I am eternally grateful for having met a gaggle of incredible women on a journey to own their own lives. Take back the terrain of the body and SOUL… I was held in circle…. Witnessed. Loved. Listened to deeply. And accepted. As a birthright. I was encouraged to breathe and soften. Wow! Soften? Are you kidding me?!!! That was the most dangerous thing that my body could think of…. If I soften…. I will fall apart. Let go of form. Die? Never stop crying?
Phew… and I did. I allowed every day, week, month and year a grand softening.
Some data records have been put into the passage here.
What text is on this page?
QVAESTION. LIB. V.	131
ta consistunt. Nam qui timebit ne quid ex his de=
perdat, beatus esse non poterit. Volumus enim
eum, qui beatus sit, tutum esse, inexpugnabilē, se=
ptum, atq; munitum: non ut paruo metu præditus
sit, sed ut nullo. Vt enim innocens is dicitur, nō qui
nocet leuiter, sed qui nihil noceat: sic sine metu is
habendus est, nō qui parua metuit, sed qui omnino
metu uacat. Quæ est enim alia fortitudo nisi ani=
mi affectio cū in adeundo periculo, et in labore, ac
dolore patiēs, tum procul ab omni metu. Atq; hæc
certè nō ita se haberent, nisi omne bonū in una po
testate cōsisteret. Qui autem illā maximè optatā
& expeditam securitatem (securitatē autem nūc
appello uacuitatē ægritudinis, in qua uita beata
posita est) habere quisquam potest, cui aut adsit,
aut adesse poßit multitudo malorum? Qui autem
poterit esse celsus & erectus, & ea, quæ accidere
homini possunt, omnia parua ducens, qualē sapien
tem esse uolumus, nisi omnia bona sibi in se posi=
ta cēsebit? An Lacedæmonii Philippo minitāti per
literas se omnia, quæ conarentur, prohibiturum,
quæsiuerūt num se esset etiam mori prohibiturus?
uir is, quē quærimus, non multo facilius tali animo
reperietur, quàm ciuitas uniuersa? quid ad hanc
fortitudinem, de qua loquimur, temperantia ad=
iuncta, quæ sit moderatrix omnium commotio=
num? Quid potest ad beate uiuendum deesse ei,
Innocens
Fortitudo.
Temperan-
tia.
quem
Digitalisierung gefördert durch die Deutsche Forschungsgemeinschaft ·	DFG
Allowing space for what bubbled to the surface to be felt and to be MINE. Not spewing it or throwing it at another. No Blame or shame. Just took it back. My tender heart. My tender self. Regardless of her age in body.
Profound work that the women who I know continue to do. Express. Feel. Re Write. Let go of. And do it all again.
It does change the world. Small acts of kindness. Willingness to see/feel/hear and not resist. Willing to me messy. Not have it figured out and “roll” with what presents.
I owe a HUGE gratitude of debt to these women. They were the grandest mirror for me. The most exquisite examples of what is possible. They always reflected the BEST of me back. They allowed and encouraged my deepest loving and tender self to rise. Feel Safe. And Be. Not because they gave me advice. Or weighed in on the content of my life, but because they didn’t. They sat, softened, bore witness, and breathed with me. They knew themselves in what I shared. They trusted that what moved inside of me was mine and not up for debate or that they needed to pick it up and do something with it.
That is FREEDOM. That is a different kind of LOVE, respect and a generosity of spirit of the new world.